With multiple gardens surrounding her home and studio, weeding was a routine part of life at La Tour. Notes left by Mitchell for visitors in these years, often written over nights of painting, frequently enlisted them to help with various chores, including caring for the garden. “Got your weeds through the gate,” she wrote early one summer morning in 1976 to Patricia Molloy, who was visiting from New York. “Could you not ‘dead head’ roses.”6

Like painting on a large scale, weeding is full-bodied work. Plants are yanked from the ground and piled up. Stems, leaves, and roots tangle, their linear forms clinging into a volume. Wrap your arms around this bundle and smell the wet heat of decomposition already underway. Allowed to live, weeds luxuriate—they thicken and spring forth, always finding new ways to grow. Like paint, weeds drip; Mitchell’s close friend the composer Gisèle Barreau described Weeds as “herbes jaillissantes” (gushing weeds), capturing this shared liquidity.7 Reviewing the Fourcade show, critic Ann Sargent Wooster recognized such tactile proximity as the viewpoint of Mitchell’s new paintings, “as if one were not observing nature but pressing one’s face into it.”8

The struggle with weeding, as with painting, is to determine what is vibrant, desirable, and what must be brought under control. In Weeds, Mitchell explored the potential benefits of rigorously observed constraints. She restricted her palette to complementary blue and orange, with pink and green in a secondary role; these colors intensify when paired. She controlled her brushwork; vertical strokes demarcate oval areas that pulsate with petallike dabs. She reinforced the parameters of each panel, drawing out a dueling, oppositional dynamic in the diptych format while using color and line to span the whole. By compounding constraints—keeping color, mark, and format in check—Mitchell heightened the impact of each, resulting in a painting that bursts with weedlike energy, as if unconstrained by its own spatial boundaries. Mitchell would reprise the theme of weeds in several print series completed at Tyler Graphics in the final month of her life. These prints distill the mechanics of Weeds on a much smaller scale and with graphic clarity, this time by means of a three-color layering process.

There again, Mitchell shows the discipline it takes to keep the visual field alive. Out of a tangled mass, a wayward line approaches a boundary and leaps the gap to another sheet.
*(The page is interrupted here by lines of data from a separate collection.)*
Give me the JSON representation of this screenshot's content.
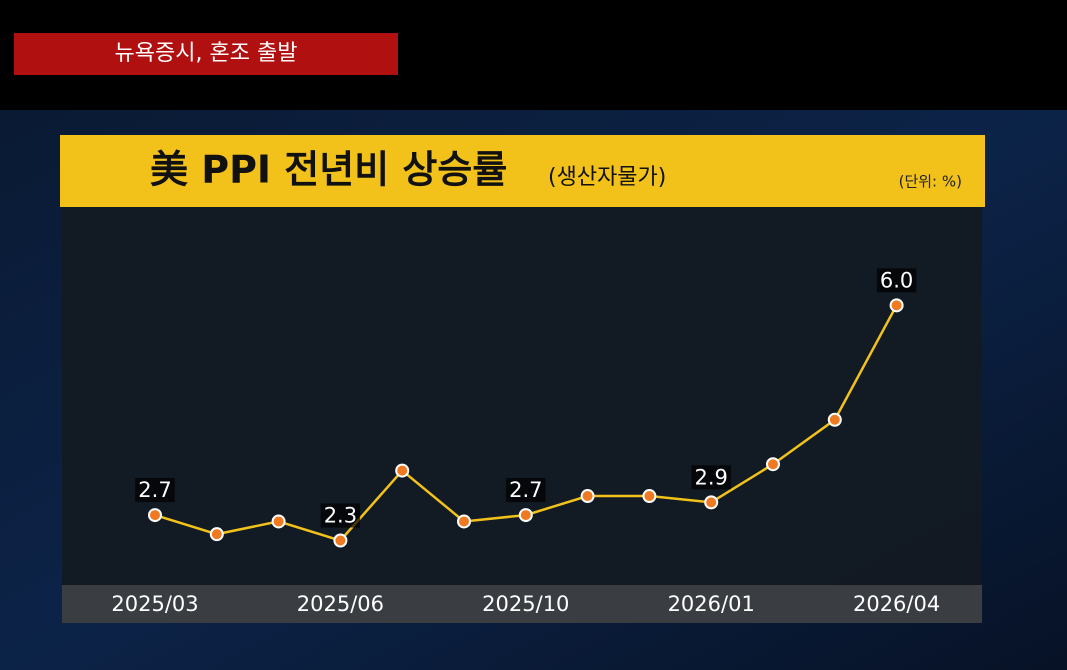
{
  "banner": "뉴욕증시, 혼조 출발",
  "chart_data": {
    "type": "line",
    "title": "美 PPI 전년비 상승률",
    "subtitle": "(생산자물가)",
    "unit": "(단위: %)",
    "categories": [
      "2025/03",
      null,
      null,
      "2025/06",
      null,
      null,
      "2025/10",
      null,
      null,
      "2026/01",
      null,
      null,
      "2026/04"
    ],
    "series": [
      {
        "color": "#f2c21b",
        "values": [
          2.7,
          2.4,
          2.6,
          2.3,
          3.4,
          2.6,
          2.7,
          3.0,
          3.0,
          2.9,
          3.5,
          4.2,
          6.0
        ],
        "value_labels": [
          "2.7",
          null,
          null,
          "2.3",
          null,
          null,
          "2.7",
          null,
          null,
          "2.9",
          null,
          null,
          "6.0"
        ]
      }
    ],
    "ylim": [
      1.6,
      7.5
    ]
  }
}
Joan Mitchell closes August 14, 2022. Purchase tickets at artbma.org.

Notes
1. John Russell, “Joan Mitchell,” New York Times, December 3, 1976.
2. Letter from Xavier Fourcade to Mitchell, October 8, 1976, Fourcade Archives.
3. Letter from Mitchell to Fourcade, October 19, 1976, Fourcade Archives. Phil Patton,“Reviews. New York: Joan Mitchell,” Artforum 15 (February 1977): 71–72.
4. Allen Ellenzweig, “Joan Mitchell, Xavier Fourcade,” Arts 51, no. 6 (February 1977): 22.
5. Letter from Mitchell to Patricia Molloy, September 1, 1969, JMFA008.
6. Note from Mitchell to Molloy, n.d. [ca. September 1976], JMFA008.
7. Gisèle Barreau, “Porte adieu, Joan Mitchell, souvenirs,” in Joan Mitchell: la pittura dei due mondi/la peinture des deux mondes (Milan: Skira, 2009), 140.
8. Ann Sargent Wooster, “New York Reviews: Joan Mitchell,” Art News 76 (February 1977): 125–26.